The following is only a small sample from the transcripts of the February meeting. All names have been edited out.

Part I

“I have lived on Noble Street and now work on Noble Street, and I can remember taking my lunch hour on the Noble Street Pier, actually having access. It wasn’t the safest place to be but it was open to the public. You could walk all the way down to the waterfront, sit down and have your lunch. Saturday night [in] the old days when Rock and Roll began and the guys used to hang out on the corner and harmonize. Those were great places to sit and harmonize. So you younger folks don’t know or remember those days.”

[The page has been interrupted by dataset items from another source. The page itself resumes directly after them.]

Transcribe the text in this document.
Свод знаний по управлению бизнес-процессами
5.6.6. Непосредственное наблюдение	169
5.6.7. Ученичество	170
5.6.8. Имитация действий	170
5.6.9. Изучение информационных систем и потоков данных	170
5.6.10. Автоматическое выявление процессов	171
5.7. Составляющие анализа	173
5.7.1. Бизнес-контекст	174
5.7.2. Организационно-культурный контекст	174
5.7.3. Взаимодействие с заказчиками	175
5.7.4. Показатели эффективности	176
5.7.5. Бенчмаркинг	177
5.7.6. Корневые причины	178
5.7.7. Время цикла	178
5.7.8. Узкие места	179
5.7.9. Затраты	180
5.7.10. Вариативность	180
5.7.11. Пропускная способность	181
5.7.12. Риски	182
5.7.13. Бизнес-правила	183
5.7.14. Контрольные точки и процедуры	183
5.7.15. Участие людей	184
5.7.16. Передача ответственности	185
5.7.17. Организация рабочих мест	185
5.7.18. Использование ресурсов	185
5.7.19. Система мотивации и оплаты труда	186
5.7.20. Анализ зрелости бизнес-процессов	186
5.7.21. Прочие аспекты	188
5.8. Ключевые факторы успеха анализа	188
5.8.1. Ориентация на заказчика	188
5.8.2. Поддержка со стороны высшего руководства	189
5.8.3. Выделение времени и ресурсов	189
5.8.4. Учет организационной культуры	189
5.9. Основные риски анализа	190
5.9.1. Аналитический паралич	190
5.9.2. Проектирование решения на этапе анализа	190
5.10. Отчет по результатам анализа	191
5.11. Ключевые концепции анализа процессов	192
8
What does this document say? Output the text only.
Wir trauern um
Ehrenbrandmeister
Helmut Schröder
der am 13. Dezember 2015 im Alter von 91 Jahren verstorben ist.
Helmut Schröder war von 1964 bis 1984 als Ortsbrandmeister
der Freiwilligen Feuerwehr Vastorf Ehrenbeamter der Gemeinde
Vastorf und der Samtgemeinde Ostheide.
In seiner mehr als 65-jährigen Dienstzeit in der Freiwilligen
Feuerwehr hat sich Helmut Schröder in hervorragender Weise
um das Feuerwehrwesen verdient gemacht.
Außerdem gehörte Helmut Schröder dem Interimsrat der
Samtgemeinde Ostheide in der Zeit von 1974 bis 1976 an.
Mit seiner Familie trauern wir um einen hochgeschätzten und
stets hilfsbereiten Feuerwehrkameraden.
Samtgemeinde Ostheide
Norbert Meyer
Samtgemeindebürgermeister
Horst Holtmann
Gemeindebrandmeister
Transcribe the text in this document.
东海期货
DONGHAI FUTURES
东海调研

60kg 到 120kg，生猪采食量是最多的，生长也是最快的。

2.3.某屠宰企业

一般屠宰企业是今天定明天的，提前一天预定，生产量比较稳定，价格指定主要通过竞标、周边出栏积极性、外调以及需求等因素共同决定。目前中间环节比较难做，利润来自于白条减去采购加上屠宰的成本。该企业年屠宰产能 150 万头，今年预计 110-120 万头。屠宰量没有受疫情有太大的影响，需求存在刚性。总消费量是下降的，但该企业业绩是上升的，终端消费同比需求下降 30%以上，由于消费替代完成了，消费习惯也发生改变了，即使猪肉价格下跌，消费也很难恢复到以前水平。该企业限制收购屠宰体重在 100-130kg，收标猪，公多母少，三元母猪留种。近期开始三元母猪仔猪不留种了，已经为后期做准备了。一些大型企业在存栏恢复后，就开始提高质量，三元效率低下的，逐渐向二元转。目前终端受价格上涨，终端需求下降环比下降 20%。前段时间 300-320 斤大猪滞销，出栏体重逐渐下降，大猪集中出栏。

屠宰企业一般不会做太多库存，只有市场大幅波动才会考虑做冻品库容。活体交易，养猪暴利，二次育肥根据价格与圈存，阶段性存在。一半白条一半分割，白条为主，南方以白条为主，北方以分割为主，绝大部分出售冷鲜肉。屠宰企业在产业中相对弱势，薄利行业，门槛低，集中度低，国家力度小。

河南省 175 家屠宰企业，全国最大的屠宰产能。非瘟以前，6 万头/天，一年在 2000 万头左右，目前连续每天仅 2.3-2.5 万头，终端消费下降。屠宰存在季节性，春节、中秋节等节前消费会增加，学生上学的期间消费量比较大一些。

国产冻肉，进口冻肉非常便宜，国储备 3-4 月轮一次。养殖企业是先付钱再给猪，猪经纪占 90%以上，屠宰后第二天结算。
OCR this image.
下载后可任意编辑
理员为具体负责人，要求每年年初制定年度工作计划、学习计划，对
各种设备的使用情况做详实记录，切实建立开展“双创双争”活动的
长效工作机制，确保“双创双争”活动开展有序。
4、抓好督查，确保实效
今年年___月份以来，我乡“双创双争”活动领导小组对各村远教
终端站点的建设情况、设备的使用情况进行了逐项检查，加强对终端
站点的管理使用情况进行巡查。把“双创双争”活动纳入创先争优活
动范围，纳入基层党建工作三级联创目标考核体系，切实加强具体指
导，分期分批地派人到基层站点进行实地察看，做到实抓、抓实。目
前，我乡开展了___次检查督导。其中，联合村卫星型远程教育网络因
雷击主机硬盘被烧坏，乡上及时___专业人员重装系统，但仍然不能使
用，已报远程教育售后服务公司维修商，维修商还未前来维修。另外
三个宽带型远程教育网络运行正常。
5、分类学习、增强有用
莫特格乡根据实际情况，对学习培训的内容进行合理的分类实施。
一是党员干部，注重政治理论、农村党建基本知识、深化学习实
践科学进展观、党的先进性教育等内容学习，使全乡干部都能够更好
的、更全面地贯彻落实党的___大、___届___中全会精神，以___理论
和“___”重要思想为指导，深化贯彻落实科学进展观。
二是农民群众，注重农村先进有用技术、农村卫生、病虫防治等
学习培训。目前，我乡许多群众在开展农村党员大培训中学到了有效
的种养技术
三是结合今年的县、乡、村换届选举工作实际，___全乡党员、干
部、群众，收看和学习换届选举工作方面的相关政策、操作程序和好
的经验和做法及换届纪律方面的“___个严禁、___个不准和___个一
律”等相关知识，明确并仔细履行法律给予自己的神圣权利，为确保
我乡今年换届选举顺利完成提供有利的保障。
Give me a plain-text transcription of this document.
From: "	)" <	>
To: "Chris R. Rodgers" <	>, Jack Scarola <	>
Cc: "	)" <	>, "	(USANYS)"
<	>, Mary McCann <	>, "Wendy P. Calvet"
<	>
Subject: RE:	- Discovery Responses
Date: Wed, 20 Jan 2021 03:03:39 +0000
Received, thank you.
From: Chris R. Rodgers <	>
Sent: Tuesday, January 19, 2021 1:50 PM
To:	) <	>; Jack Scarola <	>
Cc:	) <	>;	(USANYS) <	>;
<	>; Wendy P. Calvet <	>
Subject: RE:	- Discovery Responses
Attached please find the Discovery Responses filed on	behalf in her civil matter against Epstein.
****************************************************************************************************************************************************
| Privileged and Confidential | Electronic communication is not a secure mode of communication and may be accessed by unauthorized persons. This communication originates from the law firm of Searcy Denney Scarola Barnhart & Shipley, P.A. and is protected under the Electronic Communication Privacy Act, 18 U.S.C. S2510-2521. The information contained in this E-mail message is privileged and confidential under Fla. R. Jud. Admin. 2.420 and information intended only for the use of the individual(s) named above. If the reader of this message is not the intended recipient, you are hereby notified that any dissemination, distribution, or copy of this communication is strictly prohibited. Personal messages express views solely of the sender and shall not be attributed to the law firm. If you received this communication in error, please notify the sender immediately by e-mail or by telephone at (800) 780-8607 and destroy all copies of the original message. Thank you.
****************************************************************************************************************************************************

“I found Newtown Creek by accident when I got lost finding a construction site in Maspeth about 15 or 20 years ago. My interest in it from a very early time was as a safe boating place, as I have met people in Greenpoint who, I was surprised to find, thought it was too dirty to do things in. As far as I’m concerned, if you’re in a boat, you’re not touching it. I guess I became interested in issues of access. The best way to find it is by boat. I’m very jealous of the Queens frontage because it’s not a bulkhead. There’s much more shore on the Queens side, and that has a lot to do with what you see and whether it’s resurgent for wildlife. Mine is a recent memory.”

“At the turn of the century the railroads that exist on the Queens side and the traffic of Newtown Creek had made Long Island City the premiere industrial complex in New York City and had made the Creek a real dump. I mean a terrible sewer…The settlement near the town of Newtown changed its name to Elmhurst and it’s been called Elmhurst ever since. Now we have a name that means nothing to nobody anymore for the most part. We always called it Newtown Creek, but it doesn’t go to Newtown anymore. Newtown is kind of a bland name in the first place. It doesn’t relate to Indians, it’s just like New City, big deal. But it’s the new world – there’s new things all over the place. Change the name, change the spirit, and my other thing would be bring back the stations on the railroad and start using that railroad to get people to go there with public transportation. The railroad brings you access to the Creek. Otherwise you’re way further in on the Queens side and you can’t get there.”